Prada painstakingly restores this Shanghai mansion it into a dynamic, modern venue that pays homage to its rich and vibrant past. Lead architect Roberto Baciocchi walks Tamsin Bradshaw through the project
Located in Shanghai’s prestigious Jing’an district is a grand, three-storey villa with a graceful beaux arts exterior and orange dome. Now known as Prada Rong Zhai, this Western-style garden villa has a rich history, one that’s peopled with opera singers, entrepreneurs, journalists, and one of China’s wealthiest and most powerful families in the 20th century.
For the first half of the 1900s, it was the home of Yung Tsoong-King (Rong Zongjing) and his progeny. Yung was known as the “Flour King of China” for his role in establishing flour mills all over the nation. He also built cotton mills and yarn factories. By 1936, given his involvement in sources of food and clothing, he estimated that he owned half of China. But Yung was also a philanthropist, founding schools, planting forests, restoring monuments, and building roads and highways.
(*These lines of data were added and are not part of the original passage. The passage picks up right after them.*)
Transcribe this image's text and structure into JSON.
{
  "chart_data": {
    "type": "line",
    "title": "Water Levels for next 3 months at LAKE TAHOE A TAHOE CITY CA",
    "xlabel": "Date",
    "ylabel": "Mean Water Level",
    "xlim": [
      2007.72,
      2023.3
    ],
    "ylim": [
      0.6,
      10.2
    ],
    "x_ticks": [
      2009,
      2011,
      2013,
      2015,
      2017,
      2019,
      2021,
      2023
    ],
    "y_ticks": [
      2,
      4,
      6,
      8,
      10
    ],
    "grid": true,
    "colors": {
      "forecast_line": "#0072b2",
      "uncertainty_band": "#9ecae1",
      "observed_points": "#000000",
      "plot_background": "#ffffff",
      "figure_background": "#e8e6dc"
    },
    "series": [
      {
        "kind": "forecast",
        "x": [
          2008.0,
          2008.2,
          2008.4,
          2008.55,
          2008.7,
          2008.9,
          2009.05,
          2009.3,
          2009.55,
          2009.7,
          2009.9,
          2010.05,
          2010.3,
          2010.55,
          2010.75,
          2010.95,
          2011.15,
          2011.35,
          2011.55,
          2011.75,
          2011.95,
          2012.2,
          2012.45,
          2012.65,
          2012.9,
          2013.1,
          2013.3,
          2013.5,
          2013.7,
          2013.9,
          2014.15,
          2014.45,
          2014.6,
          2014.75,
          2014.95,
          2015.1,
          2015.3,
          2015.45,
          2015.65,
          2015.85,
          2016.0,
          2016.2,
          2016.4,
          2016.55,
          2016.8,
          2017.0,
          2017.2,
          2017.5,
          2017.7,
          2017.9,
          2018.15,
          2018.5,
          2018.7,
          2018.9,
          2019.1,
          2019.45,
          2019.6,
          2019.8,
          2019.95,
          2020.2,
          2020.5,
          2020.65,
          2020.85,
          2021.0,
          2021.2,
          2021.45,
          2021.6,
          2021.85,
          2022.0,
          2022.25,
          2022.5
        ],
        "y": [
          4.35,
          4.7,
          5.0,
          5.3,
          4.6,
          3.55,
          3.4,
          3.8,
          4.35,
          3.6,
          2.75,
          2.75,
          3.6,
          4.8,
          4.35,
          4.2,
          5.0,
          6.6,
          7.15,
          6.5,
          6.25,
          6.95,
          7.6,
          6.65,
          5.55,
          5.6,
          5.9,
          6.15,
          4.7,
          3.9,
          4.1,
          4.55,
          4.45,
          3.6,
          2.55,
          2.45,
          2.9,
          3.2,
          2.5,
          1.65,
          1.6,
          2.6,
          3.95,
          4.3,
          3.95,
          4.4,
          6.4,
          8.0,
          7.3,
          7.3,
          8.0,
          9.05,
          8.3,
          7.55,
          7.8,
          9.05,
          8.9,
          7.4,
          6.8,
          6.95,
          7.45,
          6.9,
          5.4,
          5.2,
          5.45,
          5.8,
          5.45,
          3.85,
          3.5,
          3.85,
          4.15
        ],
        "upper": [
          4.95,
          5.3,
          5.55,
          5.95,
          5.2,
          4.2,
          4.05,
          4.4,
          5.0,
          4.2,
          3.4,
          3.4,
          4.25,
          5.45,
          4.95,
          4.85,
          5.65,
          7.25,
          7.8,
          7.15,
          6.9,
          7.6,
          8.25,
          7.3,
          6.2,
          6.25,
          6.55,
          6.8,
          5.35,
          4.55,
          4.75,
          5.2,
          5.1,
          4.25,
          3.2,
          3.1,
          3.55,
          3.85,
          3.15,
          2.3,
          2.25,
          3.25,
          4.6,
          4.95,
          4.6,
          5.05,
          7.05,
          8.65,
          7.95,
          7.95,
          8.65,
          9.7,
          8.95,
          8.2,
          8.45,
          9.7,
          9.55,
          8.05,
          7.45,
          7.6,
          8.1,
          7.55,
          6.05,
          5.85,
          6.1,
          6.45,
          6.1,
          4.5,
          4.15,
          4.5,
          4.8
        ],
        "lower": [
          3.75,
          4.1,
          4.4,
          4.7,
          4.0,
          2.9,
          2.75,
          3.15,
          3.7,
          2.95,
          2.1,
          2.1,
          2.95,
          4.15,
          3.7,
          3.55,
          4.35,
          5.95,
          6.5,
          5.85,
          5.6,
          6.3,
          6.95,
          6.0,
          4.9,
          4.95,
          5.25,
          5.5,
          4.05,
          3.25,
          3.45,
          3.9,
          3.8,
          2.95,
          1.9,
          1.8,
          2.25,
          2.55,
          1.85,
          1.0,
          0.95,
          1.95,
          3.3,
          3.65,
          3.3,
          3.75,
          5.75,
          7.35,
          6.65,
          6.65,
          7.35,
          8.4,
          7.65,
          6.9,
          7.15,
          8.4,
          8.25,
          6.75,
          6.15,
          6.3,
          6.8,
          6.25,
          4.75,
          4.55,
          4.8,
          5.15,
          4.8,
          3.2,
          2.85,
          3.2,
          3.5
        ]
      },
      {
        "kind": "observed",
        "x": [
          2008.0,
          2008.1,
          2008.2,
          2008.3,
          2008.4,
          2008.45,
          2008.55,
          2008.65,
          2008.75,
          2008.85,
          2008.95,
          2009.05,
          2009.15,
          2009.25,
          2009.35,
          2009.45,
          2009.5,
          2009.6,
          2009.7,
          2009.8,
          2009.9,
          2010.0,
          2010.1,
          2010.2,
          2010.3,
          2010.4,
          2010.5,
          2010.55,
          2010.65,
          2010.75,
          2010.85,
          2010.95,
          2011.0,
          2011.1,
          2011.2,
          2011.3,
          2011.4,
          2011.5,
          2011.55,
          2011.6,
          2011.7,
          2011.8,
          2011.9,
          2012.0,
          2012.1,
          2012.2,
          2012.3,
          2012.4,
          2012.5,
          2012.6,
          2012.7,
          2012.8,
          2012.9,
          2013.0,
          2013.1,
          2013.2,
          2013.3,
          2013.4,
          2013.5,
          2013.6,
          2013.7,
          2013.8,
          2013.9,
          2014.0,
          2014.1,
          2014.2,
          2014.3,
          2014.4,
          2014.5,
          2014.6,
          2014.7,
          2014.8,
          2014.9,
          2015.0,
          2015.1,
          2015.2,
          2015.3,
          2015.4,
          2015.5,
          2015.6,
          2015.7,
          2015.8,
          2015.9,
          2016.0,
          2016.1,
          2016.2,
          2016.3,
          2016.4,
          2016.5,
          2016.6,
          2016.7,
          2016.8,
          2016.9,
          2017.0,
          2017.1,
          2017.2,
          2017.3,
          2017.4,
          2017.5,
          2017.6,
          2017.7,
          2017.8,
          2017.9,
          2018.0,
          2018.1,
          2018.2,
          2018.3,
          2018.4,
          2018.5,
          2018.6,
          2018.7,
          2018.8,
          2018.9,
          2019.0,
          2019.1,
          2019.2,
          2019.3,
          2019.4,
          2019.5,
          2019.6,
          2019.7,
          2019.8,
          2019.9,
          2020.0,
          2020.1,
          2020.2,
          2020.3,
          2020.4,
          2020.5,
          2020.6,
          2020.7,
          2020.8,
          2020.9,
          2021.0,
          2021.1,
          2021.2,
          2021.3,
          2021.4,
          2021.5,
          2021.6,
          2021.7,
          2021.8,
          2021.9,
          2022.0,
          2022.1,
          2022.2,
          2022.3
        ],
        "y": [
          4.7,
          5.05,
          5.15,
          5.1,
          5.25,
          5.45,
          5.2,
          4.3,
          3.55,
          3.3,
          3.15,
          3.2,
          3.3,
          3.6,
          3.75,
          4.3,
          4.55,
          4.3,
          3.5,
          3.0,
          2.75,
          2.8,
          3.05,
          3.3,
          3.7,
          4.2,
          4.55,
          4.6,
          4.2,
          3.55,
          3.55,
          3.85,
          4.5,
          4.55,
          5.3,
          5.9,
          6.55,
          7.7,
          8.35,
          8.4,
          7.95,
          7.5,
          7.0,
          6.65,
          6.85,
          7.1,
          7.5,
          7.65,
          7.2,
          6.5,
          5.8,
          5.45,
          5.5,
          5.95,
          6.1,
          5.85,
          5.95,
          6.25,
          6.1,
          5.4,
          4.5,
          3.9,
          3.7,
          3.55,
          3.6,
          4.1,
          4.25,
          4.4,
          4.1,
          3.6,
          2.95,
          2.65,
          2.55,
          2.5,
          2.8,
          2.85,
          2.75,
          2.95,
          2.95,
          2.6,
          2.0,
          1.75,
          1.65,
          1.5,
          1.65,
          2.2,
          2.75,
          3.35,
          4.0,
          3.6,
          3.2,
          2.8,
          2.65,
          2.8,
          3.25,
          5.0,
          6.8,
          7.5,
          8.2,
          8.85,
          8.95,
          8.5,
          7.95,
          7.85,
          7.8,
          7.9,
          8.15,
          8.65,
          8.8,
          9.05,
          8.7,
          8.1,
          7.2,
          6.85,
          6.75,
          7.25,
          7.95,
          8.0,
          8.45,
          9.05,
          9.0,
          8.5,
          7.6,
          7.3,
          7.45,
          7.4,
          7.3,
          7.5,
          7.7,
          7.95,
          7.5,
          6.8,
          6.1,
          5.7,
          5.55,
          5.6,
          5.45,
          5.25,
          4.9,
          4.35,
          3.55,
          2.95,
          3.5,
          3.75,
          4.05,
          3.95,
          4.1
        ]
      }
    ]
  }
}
Yung bought Rong Zhai in 1918. He was not its first owner but he was the most famous. He commissioned the architect Chen Chunjiang to remodel the turn-of-the-century home. His children were born there, and business meetings, opera performances, ballroom dancing, and billiards all happened under its roof and in its gardens.
The home’s glory days ended with the approach of World War II. Yung abandoned the mansion in 1938 and fled to Hong Kong. Since then, it has housed a local institute of economic research and media mogul Rupert Murdoch’s local companies, among others. Its heyday, however, remained its time as the home of the Yung family.
It is this golden age in the mansion’s history that Prada wished to revive when the Milan-based luxury brand began restoring the home in 2011. Having restored Milan’s Galleria Vittorio Emanuele II and a Venetian palazzo, Ca’ Corner della Regina, Prada had the experience and the foresight to see the Shanghai mansion’s potential. Here was a future hub of arts and culture, a venue for exhibitions and events.